Brexit Has a New Deal! But Will UK’s Parliament Approve?
Both the U.K. and the E.U. have reportedly agreed on new terms for Britain’s exit from the E.U.
British Prime Minister Boris Johnson and the E.U.’s commission president Jean-Claude Juncker announced the new Brexit deal is a fair outcome for both sides. With the Brexit deadline of October 31st fast approaching, Juncker added that there would now be no need to extend the Brexit deadline.
While Johnson’s ability to get the E.U. to renegotiate the Brexit withdrawal deal is a significant victory, Johnson’s real challenge will be convincing his fellow countrymen to approve the deal. Johnson will face a battle to get the deal through parliament on Saturday as he urges his nation’s parliament to get together for a vote for what he described as “an excellent deal over the line.”

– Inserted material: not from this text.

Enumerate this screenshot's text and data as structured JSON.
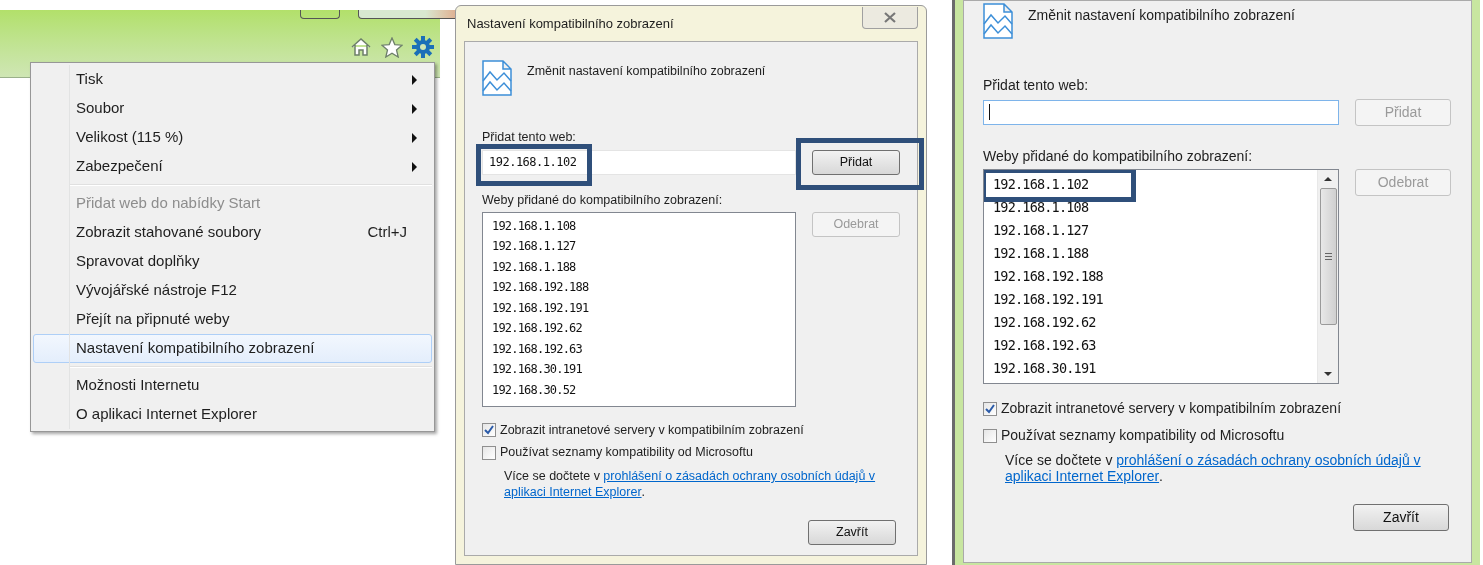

What’s in the New Brexit Deal?
- Transition: A transitional period would last until the end of December 2020 during which all the current E.U. and U.K. rules stay the same. The transitional period can be extended for another year or two but only if both the E.U. and U.K. both agree to it.
- The deal would guarantee the residency and social security rights of E.U. citizens who live in the U.K., as well as those U.K. citizens who live in the E.U.
- Customs: The U.K. would cease being part of the E.U. customs union, but the U.K. is free to initiate trade deals with other countries. The Republic of Ireland would stay in the E.U. creating a customs border with Northern Ireland resulting in a series of complicated changes to customs and taxation. Northern Ireland would be subject to different VAT arrangements from the rest of the U.K.
- The U.K. is still obligated to pay its contributions to the E.U. 2019 and 2020 budget.
- Both the E.U. and U.K. are committing to work toward a free trade agreement, with a meeting scheduled for June 2020 to assess progress.
Vote Not Clear in Parliament
Based on the U.K. voting system, the prime minister needs the backing of 320 total votes, but it will be a close call if he gets them. A statement released by the Democratic Unionist Party (DUP), which Johnson’s Conservative Party relies on for crucial votes, suggests achieving the 320 vote threshold could be difficult.
“These proposals are not, in our view, beneficial to the economic well-being of Northern Ireland, and they would undermine the integrity of the Union,” said the DUP in the statement.
DUP deputy leader Nigel Dodds accused Mr Johnson of being “too eager by far to get a deal at any cost”.
Johnson’s Conservative Party has 287 voting MPs, though it’s not a guarantee all will side with Johnson to approve the new Brexit deal.
In order for Johnson’s deal to pass through Parliament, he will need to convince independents and members of opposition parties like the Greens and Labour to buck their party line.
During former Prime Minister Theresa May’s third Brexit vote in March of this year, five Labour MPs backed the deal, plus two ex-Labour independents. Johnson may prove more successful as it’s believed more MPs have shown satisfaction with the new deal.
In the meantime, French President Emmanuel Macron said that Johnson assured him he had the votes needed for approval in the House of Commons.
If Johnson doesn’t get the votes, it’s back to endless extensions.